The distinctive works of Shane Gehlert are, by his own definition, "a mixture of surrealism, irrationality and his own warped imagination".
They are iconic, metallic, shining and mechanical, reminding one of the works of the great Spaniard, Salvador Dali. Gehlert takes the iconic inhabitants of the desert, such as kangaroos, gives them a polish and replaces them lovingly in their environment. He draws mechanical rabbits, flying pigs with no heads and melting alarm clocks, all in the context of the desert. Sometimes he takes images that have no place in the outback, such as the Mona Lisa and the Virgin Mary, and re-locates them there. Of late, he has painted industrial nudes with mechanical kangaroos amid bush scenery.
Shane credits his unique style to living in Broken Hill where he began painting. A self taught artist unshackled by the disciplines of academic art education, he draws on the outback to produce his instantly recognisable work. His works are all painted by brush, are predominantly acrylic on canvas, and often contain symbolism telling of socio-political foibles.

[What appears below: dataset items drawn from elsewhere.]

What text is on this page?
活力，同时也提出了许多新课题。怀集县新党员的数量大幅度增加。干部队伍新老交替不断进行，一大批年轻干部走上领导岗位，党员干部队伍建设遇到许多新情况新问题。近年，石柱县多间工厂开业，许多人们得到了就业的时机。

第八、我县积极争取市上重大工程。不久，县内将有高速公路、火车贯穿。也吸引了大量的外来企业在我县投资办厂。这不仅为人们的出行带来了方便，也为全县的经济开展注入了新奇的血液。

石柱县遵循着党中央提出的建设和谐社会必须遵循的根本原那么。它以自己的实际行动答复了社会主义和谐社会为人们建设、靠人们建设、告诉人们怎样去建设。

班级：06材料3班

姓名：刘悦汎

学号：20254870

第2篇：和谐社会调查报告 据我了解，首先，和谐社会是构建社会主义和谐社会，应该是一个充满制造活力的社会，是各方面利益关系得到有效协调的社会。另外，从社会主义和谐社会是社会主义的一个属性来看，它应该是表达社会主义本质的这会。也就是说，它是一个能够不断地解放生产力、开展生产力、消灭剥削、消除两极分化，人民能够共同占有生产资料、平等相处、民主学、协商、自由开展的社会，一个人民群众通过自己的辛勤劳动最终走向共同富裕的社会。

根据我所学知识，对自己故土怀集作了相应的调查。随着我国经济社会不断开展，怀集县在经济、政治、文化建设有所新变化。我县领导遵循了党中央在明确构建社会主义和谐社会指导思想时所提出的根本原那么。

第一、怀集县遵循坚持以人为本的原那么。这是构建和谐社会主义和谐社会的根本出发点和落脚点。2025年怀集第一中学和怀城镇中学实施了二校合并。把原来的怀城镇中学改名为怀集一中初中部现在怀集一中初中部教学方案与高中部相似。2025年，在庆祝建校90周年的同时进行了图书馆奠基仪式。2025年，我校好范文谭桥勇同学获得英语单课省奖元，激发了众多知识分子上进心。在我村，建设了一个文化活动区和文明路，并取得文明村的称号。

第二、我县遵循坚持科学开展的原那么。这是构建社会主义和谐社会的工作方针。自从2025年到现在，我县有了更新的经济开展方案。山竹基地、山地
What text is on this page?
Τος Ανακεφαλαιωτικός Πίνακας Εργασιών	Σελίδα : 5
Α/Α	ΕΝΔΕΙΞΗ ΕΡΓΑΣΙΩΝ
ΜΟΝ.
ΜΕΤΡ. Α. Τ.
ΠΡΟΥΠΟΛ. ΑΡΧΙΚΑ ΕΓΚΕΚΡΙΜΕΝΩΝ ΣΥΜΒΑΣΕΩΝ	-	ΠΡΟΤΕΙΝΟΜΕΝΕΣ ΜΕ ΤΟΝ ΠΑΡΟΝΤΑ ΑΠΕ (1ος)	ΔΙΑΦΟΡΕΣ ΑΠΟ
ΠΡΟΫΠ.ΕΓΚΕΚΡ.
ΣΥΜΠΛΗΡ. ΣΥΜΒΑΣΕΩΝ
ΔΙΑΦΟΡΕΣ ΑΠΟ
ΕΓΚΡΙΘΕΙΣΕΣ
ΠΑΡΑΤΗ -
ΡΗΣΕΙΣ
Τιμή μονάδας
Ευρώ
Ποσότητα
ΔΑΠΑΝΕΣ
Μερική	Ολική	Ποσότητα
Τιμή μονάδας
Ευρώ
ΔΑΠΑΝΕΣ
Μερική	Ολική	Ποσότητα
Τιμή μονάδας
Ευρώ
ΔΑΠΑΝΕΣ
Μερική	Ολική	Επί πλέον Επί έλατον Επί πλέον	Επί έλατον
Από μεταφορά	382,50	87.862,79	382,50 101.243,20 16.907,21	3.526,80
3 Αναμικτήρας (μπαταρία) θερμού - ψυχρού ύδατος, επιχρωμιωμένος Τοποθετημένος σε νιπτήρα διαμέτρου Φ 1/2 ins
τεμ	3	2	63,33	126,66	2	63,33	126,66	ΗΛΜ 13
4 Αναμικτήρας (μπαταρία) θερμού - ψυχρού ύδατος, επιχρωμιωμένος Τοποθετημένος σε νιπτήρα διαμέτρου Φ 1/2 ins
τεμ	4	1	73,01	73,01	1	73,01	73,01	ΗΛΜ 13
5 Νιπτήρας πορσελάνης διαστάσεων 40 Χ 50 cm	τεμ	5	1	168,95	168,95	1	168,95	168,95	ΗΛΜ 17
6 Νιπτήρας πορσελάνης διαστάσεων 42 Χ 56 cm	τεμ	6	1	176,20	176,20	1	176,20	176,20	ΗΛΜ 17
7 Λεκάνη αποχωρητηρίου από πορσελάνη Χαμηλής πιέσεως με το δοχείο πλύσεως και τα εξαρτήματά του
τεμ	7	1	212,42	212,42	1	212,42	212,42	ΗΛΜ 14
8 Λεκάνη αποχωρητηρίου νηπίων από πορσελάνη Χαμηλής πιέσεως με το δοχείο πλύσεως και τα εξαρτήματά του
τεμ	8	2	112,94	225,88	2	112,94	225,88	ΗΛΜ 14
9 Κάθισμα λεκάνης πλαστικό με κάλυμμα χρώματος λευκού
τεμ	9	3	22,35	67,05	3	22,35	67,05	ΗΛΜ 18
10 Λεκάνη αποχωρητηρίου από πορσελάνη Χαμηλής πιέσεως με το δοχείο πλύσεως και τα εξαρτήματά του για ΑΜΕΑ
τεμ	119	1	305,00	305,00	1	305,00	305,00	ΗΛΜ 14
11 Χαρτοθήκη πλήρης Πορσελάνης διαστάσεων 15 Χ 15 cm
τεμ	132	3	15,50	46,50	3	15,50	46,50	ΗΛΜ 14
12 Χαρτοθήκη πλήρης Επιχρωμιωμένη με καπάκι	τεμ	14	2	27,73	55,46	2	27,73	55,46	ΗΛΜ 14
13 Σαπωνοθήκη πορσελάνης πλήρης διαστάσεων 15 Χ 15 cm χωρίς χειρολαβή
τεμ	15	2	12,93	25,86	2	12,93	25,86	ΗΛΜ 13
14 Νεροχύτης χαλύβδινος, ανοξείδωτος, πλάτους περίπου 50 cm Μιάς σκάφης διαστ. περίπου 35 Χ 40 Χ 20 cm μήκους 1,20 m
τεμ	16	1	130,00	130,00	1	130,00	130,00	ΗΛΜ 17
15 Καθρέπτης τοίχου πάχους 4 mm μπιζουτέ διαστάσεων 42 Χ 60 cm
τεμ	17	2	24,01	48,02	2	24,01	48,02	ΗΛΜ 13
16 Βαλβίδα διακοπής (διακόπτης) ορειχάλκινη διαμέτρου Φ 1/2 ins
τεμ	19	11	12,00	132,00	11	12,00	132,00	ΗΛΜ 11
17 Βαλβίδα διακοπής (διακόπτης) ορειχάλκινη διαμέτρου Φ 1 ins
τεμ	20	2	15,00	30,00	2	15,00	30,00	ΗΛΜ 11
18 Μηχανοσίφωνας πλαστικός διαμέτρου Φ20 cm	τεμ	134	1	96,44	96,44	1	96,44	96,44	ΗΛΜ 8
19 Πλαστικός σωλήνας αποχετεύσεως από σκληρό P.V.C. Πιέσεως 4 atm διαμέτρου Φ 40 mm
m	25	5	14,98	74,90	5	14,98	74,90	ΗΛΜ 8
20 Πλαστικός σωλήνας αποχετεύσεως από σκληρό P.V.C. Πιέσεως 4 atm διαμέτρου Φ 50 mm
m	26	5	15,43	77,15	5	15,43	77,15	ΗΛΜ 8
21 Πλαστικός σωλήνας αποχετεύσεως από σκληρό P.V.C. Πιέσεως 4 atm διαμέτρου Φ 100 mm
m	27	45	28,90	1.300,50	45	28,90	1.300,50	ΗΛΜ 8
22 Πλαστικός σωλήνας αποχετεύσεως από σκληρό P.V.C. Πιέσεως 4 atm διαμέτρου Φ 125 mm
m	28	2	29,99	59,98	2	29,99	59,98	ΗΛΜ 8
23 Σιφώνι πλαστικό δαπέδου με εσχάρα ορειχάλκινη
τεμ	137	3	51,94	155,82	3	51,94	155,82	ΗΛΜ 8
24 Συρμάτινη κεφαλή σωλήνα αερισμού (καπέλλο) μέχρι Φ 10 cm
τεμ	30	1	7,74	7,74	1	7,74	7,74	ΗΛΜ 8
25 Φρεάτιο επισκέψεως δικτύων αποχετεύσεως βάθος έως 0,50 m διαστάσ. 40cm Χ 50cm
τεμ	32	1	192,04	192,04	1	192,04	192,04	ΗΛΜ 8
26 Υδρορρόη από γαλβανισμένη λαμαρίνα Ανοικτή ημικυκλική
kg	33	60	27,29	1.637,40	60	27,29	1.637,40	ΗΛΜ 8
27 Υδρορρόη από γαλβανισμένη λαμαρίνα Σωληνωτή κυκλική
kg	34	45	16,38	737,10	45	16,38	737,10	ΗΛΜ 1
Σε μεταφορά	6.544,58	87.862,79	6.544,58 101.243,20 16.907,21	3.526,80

He once painted on a $17 million SAAB aircraft, created a work while hovering from a helicopter, and, tongue in cheek, offered the National Gallery in Canberra a painting called Australian Green Poles to baby sit the spot left by Jackson Pollock's famous Blue Poles while it was touring the US.
Shane's work has been exhibited in group and solo exhibitions all around Australia and his paintings are held in private and corporate collections around the world. He works from his studio in Buderim, Queensland, and is a founding member of The Arid Zone Artists, who have endeavoured to bring outback art to the city and push the boundaries of their craft.